Danny Greene looked carefully through the Crop Watch '14 field, looking for any signs of diseases or problems. Greene operates Greene Crop Consulting in Franklin.
He kept looking at what looked like small scratch marks on a leaf. He moved down a few plants and found the same thing. It didn't look like a big deal to me.
"It's not a big deal," he said, sensing what I was thinking. "But you don't see it every day. It's slight feeding caused by leaf miners, a relatively unknown insect.
"Is it one we should worry about?" I asked.
"No, not at all," he says. "You'll see about this much damage and that will be the end of it. It's just nice to recognize what the cause likely is so you know what's going on in the cornfield, and so you know if something is a problem or not."
We didn't run across any rootworm beetles or Japanese beetles. Since the corn was still silking and fertilizing, then it might have been a different story. However, most of the ears we checked were about 80% to 90% pollinated, with only the tips to go. Once corn reaches that stage, even if beetles are clipping silks it may not be worth treatment. The silks need to be clipped to within a half inch of the ear tip to raise concerns, agronomists say.

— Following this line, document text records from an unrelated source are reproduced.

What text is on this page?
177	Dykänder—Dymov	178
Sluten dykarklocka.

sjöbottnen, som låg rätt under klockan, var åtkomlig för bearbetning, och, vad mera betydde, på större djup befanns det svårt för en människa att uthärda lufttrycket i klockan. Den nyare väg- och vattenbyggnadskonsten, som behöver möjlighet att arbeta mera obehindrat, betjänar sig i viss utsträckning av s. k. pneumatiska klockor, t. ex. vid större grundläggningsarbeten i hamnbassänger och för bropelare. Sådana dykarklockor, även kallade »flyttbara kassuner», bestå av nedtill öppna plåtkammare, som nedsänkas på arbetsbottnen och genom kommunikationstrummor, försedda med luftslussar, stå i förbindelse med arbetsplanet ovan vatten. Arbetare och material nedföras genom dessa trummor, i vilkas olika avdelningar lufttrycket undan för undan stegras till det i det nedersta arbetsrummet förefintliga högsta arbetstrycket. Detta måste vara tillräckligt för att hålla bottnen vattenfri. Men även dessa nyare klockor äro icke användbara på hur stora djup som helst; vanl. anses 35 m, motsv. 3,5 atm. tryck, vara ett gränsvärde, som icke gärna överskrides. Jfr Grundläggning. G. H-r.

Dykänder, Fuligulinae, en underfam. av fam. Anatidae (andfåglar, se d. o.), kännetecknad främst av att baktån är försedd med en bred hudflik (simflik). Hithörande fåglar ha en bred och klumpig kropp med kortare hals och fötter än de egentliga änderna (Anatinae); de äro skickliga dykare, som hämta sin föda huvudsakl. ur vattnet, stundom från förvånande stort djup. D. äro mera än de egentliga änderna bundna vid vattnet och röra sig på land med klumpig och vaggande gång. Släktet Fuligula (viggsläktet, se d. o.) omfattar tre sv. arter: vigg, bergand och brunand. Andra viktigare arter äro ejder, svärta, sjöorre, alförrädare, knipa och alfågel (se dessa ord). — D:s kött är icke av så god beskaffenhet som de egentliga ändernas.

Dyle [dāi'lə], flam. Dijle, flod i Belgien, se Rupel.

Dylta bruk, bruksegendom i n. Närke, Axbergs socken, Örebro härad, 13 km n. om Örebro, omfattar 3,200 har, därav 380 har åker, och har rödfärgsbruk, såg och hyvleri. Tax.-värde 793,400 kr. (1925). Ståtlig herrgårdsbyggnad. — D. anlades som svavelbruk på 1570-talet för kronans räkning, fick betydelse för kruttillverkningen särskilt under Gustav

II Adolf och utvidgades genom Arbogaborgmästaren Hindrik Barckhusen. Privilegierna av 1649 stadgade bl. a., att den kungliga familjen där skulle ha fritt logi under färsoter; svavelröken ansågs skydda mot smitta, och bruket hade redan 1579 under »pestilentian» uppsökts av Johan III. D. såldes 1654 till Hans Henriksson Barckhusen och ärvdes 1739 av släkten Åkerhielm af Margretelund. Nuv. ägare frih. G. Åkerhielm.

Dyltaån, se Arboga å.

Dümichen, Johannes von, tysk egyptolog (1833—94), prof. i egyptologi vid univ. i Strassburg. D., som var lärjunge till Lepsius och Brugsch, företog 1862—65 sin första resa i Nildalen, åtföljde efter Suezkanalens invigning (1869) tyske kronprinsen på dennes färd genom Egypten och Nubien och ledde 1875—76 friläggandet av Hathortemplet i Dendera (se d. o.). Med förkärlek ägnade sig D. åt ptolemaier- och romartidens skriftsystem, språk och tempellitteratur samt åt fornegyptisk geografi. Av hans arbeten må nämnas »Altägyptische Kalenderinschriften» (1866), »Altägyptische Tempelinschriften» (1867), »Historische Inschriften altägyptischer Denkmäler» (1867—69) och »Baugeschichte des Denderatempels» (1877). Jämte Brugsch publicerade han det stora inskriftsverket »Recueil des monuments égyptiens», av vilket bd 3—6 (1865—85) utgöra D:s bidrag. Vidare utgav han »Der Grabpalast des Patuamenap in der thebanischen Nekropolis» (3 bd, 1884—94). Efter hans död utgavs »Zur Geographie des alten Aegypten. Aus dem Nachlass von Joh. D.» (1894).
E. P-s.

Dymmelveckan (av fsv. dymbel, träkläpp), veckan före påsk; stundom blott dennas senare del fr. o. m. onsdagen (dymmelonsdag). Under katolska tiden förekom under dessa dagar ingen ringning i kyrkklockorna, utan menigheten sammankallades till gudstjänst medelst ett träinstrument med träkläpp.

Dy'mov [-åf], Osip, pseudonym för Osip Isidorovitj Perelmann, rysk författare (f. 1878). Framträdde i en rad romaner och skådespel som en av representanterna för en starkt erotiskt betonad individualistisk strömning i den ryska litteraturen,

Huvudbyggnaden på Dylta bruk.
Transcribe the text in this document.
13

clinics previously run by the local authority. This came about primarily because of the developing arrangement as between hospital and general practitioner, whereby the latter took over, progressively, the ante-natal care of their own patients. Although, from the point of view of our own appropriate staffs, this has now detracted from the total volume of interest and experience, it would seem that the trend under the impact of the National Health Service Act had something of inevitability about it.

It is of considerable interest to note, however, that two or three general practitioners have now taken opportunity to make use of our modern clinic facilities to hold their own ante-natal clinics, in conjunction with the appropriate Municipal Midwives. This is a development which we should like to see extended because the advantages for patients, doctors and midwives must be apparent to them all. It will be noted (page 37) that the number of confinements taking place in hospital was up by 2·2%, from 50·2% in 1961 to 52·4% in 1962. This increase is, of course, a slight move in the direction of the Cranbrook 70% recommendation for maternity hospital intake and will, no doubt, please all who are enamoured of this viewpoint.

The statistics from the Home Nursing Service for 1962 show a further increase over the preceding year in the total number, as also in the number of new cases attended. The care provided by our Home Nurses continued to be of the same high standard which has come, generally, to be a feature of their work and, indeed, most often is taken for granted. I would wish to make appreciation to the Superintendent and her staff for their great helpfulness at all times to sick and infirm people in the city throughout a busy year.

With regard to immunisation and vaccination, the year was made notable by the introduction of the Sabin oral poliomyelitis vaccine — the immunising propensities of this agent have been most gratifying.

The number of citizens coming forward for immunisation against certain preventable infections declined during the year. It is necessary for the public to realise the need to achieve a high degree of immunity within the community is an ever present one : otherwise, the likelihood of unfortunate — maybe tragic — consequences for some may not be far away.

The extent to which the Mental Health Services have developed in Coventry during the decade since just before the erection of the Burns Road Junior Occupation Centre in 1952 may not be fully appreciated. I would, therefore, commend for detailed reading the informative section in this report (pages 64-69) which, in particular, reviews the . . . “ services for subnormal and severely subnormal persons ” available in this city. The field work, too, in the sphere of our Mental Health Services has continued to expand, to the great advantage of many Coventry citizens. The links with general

Greene gets more concerned if he finds gray leaf spot lesions or northern corn leaf blight lesions at this stage of the game. He's especially concerned if the finds them on the ear leaf or higher. The corn he checked in this field, however, was relatively clean. He found a few lesions of each disease, but not nearly enough to justify spraying if you were going to base spraying decisions solely on what you were seeing in the field.